Avec un peu de patience, oui !

En voilà un test qui n'est pas gagné d'avance. Chronique des Silencieux aurait très bien pu obtenir une note supérieure, mais face à toutes les imperfections il est impossible de voir plus haut. L'avis était au départ simplement catastrophique avant d'atteindre pour moi le bon état d'esprit. C'est en sortant un carnet et un stylo que la lumière s'est allumée : voilà de quoi ajouter cette dose de stimulation qui manque au titre. Le micro-gameplay, c'est à vous de l'apporter, et c'est à cet instant-là que le titre dévoile son plein potentiel.

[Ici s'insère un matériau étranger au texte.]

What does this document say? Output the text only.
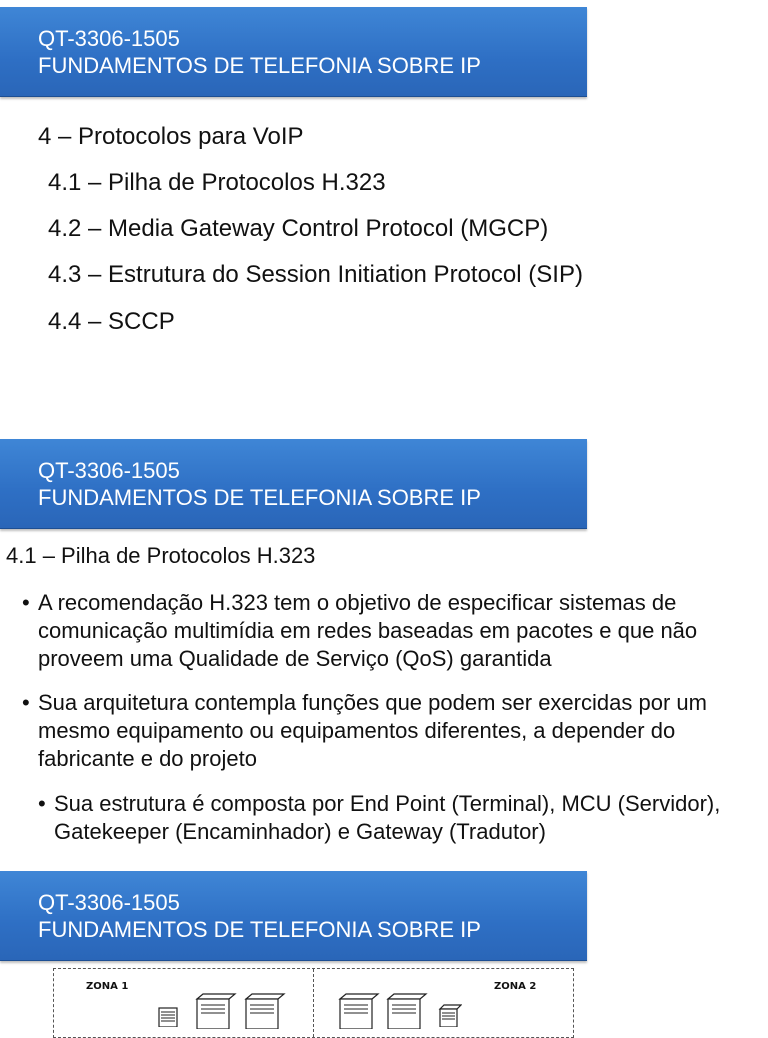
QT-3306-1505
FUNDAMENTOS DE TELEFONIA SOBRE IP
4 – Protocolos para VoIP
4.1 – Pilha de Protocolos H.323
4.2 – Media Gateway Control Protocol (MGCP)
4.3 – Estrutura do Session Initiation Protocol (SIP)
4.4 – SCCP
QT-3306-1505
FUNDAMENTOS DE TELEFONIA SOBRE IP
4.1 – Pilha de Protocolos H.323
• A recomendação H.323 tem o objetivo de especificar sistemas de comunicação multimídia em redes baseadas em pacotes e que não proveem uma Qualidade de Serviço (QoS) garantida
• Sua arquitetura contempla funções que podem ser exercidas por um mesmo equipamento ou equipamentos diferentes, a depender do fabricante e do projeto
• Sua estrutura é composta por End Point (Terminal), MCU (Servidor), Gatekeeper (Encaminhador) e Gateway (Tradutor)
QT-3306-1505
FUNDAMENTOS DE TELEFONIA SOBRE IP
ZONA 1	ZONA 2
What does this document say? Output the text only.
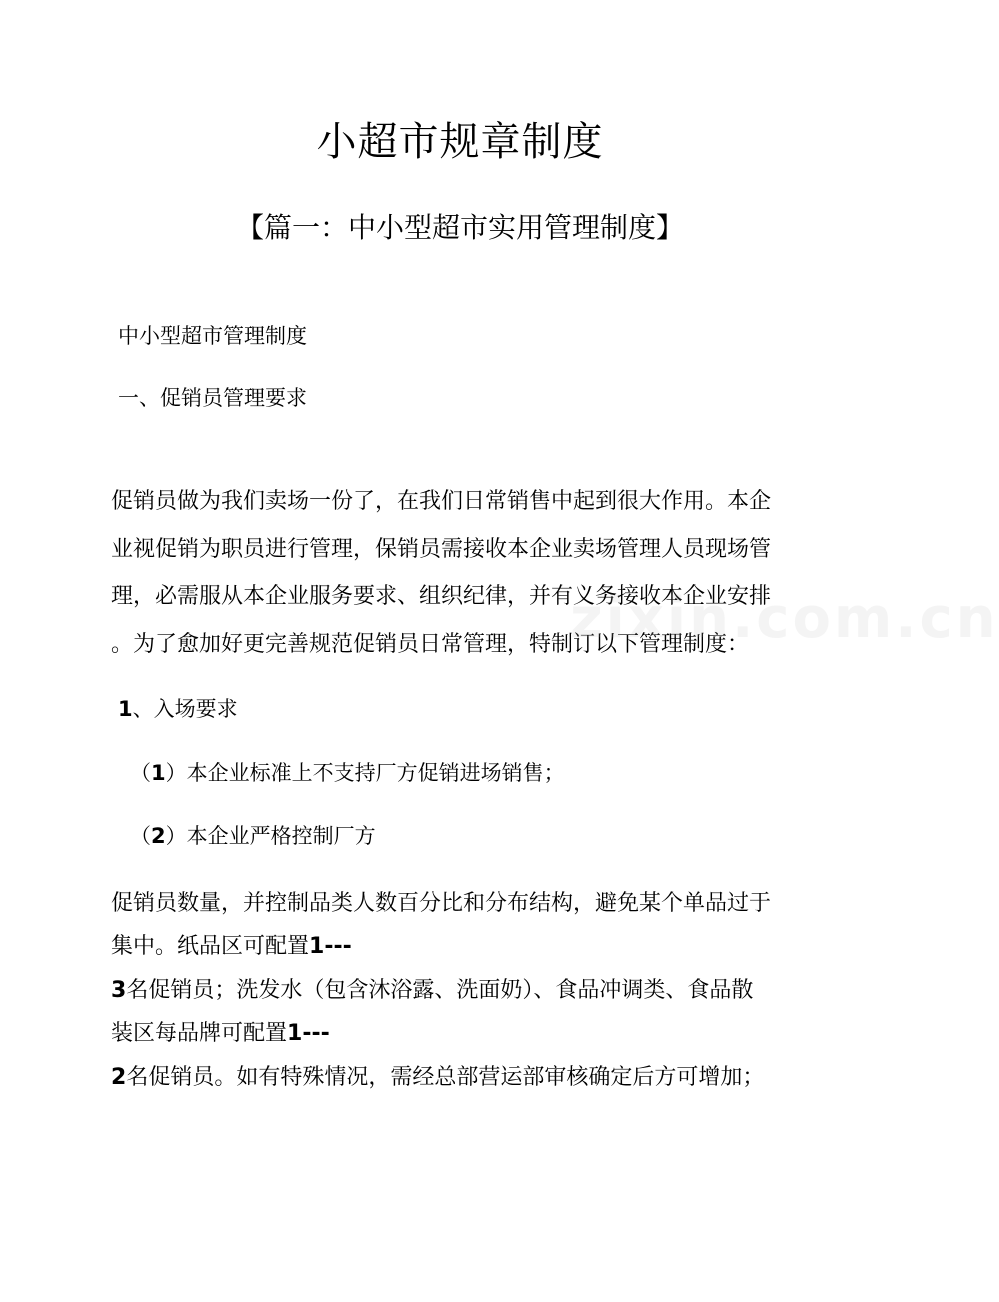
小超市规章制度
【篇一：中小型超市实用管理制度】

中小型超市管理制度

一、促销员管理要求

促销员做为我们卖场一份了，在我们日常销售中起到很大作用。本企
业视促销为职员进行管理，保销员需接收本企业卖场管理人员现场管
理，必需服从本企业服务要求、组织纪律，并有义务接收本企业安排
。为了愈加好更完善规范促销员日常管理，特制订以下管理制度：

1、入场要求

（1）本企业标准上不支持厂方促销进场销售；

（2）本企业严格控制厂方

促销员数量，并控制品类人数百分比和分布结构，避免某个单品过于
集中。纸品区可配置1---
3名促销员；洗发水（包含沐浴露、洗面奶）、食品冲调类、食品散
装区每品牌可配置1---
2名促销员。如有特殊情况，需经总部营运部审核确定后方可增加；
zixin.com.cn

Il ne faut pas hésiter à s'équiper d'un calepin et d'un stylo !
Les Plus
  • Fourmille d'idées de game design
  • La grande qualité d'écriture propose des enquêtes passionnantes
  • Une superbe direction artistique, autant sur le plan visuel que musical
  • Devient fun quand on y apporte sa part de micro-gameplay : un carnet et un stylo
  • Laisse enthousiaste pour la suite de Pierre Feuille Studio si les leçons sont apprises
  • De vraies enquêtes avec toute la difficulté qu'elles peuvent apporter
Les Moins
  • De vraies enquêtes avec toute la difficulté qu'elles peuvent apporter
  • Un technique extrêmement maladroite
  • Des mécaniques de gameplay très mal amenées
  • Le système de jeu totalement dissonant forme un goulot d'étranglement entre le cœur primant la liberté et la linéarité des confrontations
Résultat

Chronique des Silencieux, c'est l'origin story de son studio. Le titre oscille entre superbes idées et maladresses inexcusables, mais s'en sort avec un fond parfaitement sincère. Le potentiel gâché ne peut que laisser déçu de ne pas avoir le jeu à la hauteur de ses intentions. Le melting pot d'idées de game design fourmillantes et les leçons que Pierre Feuille Studio peut tirer de ce premier essai ne peuvent que laisser enthousiaste pour la suite. Le jeu d'enquête reste animé par une superbe écriture et une très bonne direction artistique, mais ne peut attirer que les plus persévérants.